La digitalisation des banques
(Warf, 2016) souligne l’émergence de l’argent électronique qui a impacté les marchés financiers du fait de la réduction des coûts de transmission des fonds en même temps que la déréglementation du secteur. Et que pour accélérer le phénomène, les banques se sont jointes aux acteurs télécoms pour construire un réseau de fibre optique reliant les principaux centres financiers mondiaux (par exemple ligne TAT-8 en 1989, lignes transatlantiques qui ont joué un rôle moteur dans la croissance du réseau Internet et systèmes de transfert électronique de fonds (EFTS)). Dans la transformation digitale des banques de détail (Béziade, Assayag, 2014) soulignent 4 facteurs : l’optimisation de l’expérience client, la transformation des processus opérationnels, l’évolution des modes de fonctionnement et des business models. Ils distinguent le digital externe (présence de l’entreprise et visibilité sur les réseaux sociaux avec les interactions), le digital central (impact du digital sur l’écosystème de l’entreprise), le digital interne (impact du digital sur le personnel, l’organisation et les processus opérationnels). Déjà le rapport Nora-Minc (Nora, Minc, 1977) affirmait que « la banque serait la sidérurgie de demain ». Michel Godet et Jean-Pierre Plas ont repris cette formule choc dans un article du journal Le Monde daté du 22 février 1979. Ils estimaient que la banque serait affectée, car « celle-ci est au tertiaire ce que la sidérurgie est à l’industrie : une branche malade de sa croissance passée » en dressant des similitudes :
1. marché saturé et contraint ;
2. excédent de capacité de production (la saturation du marché a eu pour corollaire une course à l’ouverture d’agences et de guichets) ;
3. insuffisance de fonds propres (à l’image de l’endettement de la sidérurgie) ;
4. accroissement du coût des matières premières (diminution de la part des dépôts à vue côté bancaire et protection des dépôts rémunérés, encadrés par la loi) ;
5. des dizaines de milliers d’emplois peu qualifiés et menacés (en 1977, 50 % d’employés et 10 % de cadres).
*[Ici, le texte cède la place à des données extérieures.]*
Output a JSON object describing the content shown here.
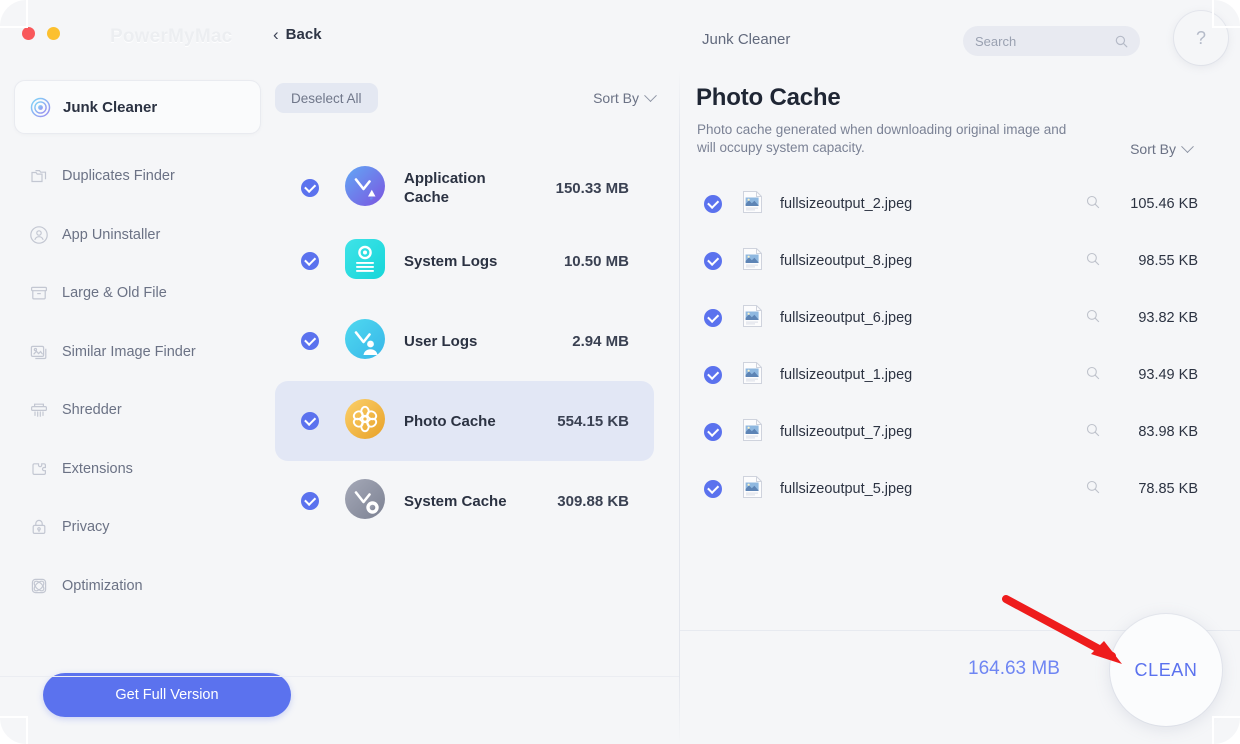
{
  "window": {
    "brand": "PowerMyMac",
    "back_label": "Back",
    "module_title": "Junk Cleaner",
    "help_label": "?"
  },
  "search": {
    "placeholder": "Search",
    "value": "",
    "icon": "search-icon"
  },
  "sidebar": {
    "items": [
      {
        "label": "Junk Cleaner",
        "icon": "target-radar-icon",
        "active": true
      },
      {
        "label": "Duplicates Finder",
        "icon": "duplicate-folder-icon",
        "active": false
      },
      {
        "label": "App Uninstaller",
        "icon": "app-uninstall-icon",
        "active": false
      },
      {
        "label": "Large & Old File",
        "icon": "file-box-icon",
        "active": false
      },
      {
        "label": "Similar Image Finder",
        "icon": "image-stack-icon",
        "active": false
      },
      {
        "label": "Shredder",
        "icon": "shredder-icon",
        "active": false
      },
      {
        "label": "Extensions",
        "icon": "extensions-puzzle-icon",
        "active": false
      },
      {
        "label": "Privacy",
        "icon": "lock-icon",
        "active": false
      },
      {
        "label": "Optimization",
        "icon": "optimization-icon",
        "active": false
      }
    ],
    "get_full_version": "Get Full Version"
  },
  "middle": {
    "deselect_all": "Deselect All",
    "sort_by": "Sort By",
    "categories": [
      {
        "name": "Application\nCache",
        "name_line1": "Application",
        "name_line2": "Cache",
        "size": "150.33 MB",
        "checked": true,
        "selected": false,
        "icon": "application-cache-icon"
      },
      {
        "name": "System Logs",
        "name_line1": "System Logs",
        "name_line2": "",
        "size": "10.50 MB",
        "checked": true,
        "selected": false,
        "icon": "system-logs-icon"
      },
      {
        "name": "User Logs",
        "name_line1": "User Logs",
        "name_line2": "",
        "size": "2.94 MB",
        "checked": true,
        "selected": false,
        "icon": "user-logs-icon"
      },
      {
        "name": "Photo Cache",
        "name_line1": "Photo Cache",
        "name_line2": "",
        "size": "554.15 KB",
        "checked": true,
        "selected": true,
        "icon": "photo-cache-icon"
      },
      {
        "name": "System Cache",
        "name_line1": "System Cache",
        "name_line2": "",
        "size": "309.88 KB",
        "checked": true,
        "selected": false,
        "icon": "system-cache-icon"
      }
    ]
  },
  "detail": {
    "title": "Photo Cache",
    "description": "Photo cache generated when downloading original image and will occupy system capacity.",
    "sort_by": "Sort By",
    "files": [
      {
        "name": "fullsizeoutput_2.jpeg",
        "size": "105.46 KB",
        "checked": true
      },
      {
        "name": "fullsizeoutput_8.jpeg",
        "size": "98.55 KB",
        "checked": true
      },
      {
        "name": "fullsizeoutput_6.jpeg",
        "size": "93.82 KB",
        "checked": true
      },
      {
        "name": "fullsizeoutput_1.jpeg",
        "size": "93.49 KB",
        "checked": true
      },
      {
        "name": "fullsizeoutput_7.jpeg",
        "size": "83.98 KB",
        "checked": true
      },
      {
        "name": "fullsizeoutput_5.jpeg",
        "size": "78.85 KB",
        "checked": true
      }
    ]
  },
  "footer": {
    "total_size": "164.63 MB",
    "clean_label": "CLEAN"
  },
  "annotation": {
    "arrow_color": "#ee1c1c",
    "points_to": "clean-button"
  },
  "colors": {
    "accent": "#5b72ee",
    "total_text": "#6f86f3",
    "background": "#f5f6f8",
    "selected_row": "#e2e7f5",
    "traffic_red": "#f9585b",
    "traffic_yellow": "#fcc02f"
  }
}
Par rapport à cette vision, une analyse peut être faite aujourd’hui par rapport à la transformation à venir. Pour 1, un relai de croissance peut être à l’international notamment dans les pays en développement et auprès des personnes débancarisées d’autant que les grandes banques françaises se sont internationalisées. Les taux bas et leur corollaire la renégociation des prêts notamment immobiliers ainsi que les remboursements de prêts par anticipation érodent le produit net bancaire, ce qui complexifie la tâche. Pour 2, des agences2 seront à fermer ou mieux à réinventer pour abriter des usages nouveaux en développant des relais de croissance et en faisant des agences des lieux de vie qui apporteront une valeur ajoutée et seront différenciantes par rapport aux banques en ligne, fintech et acteurs déshumanisés. Pour 3, le problème est structurel et les marges de manœuvre sont réduites.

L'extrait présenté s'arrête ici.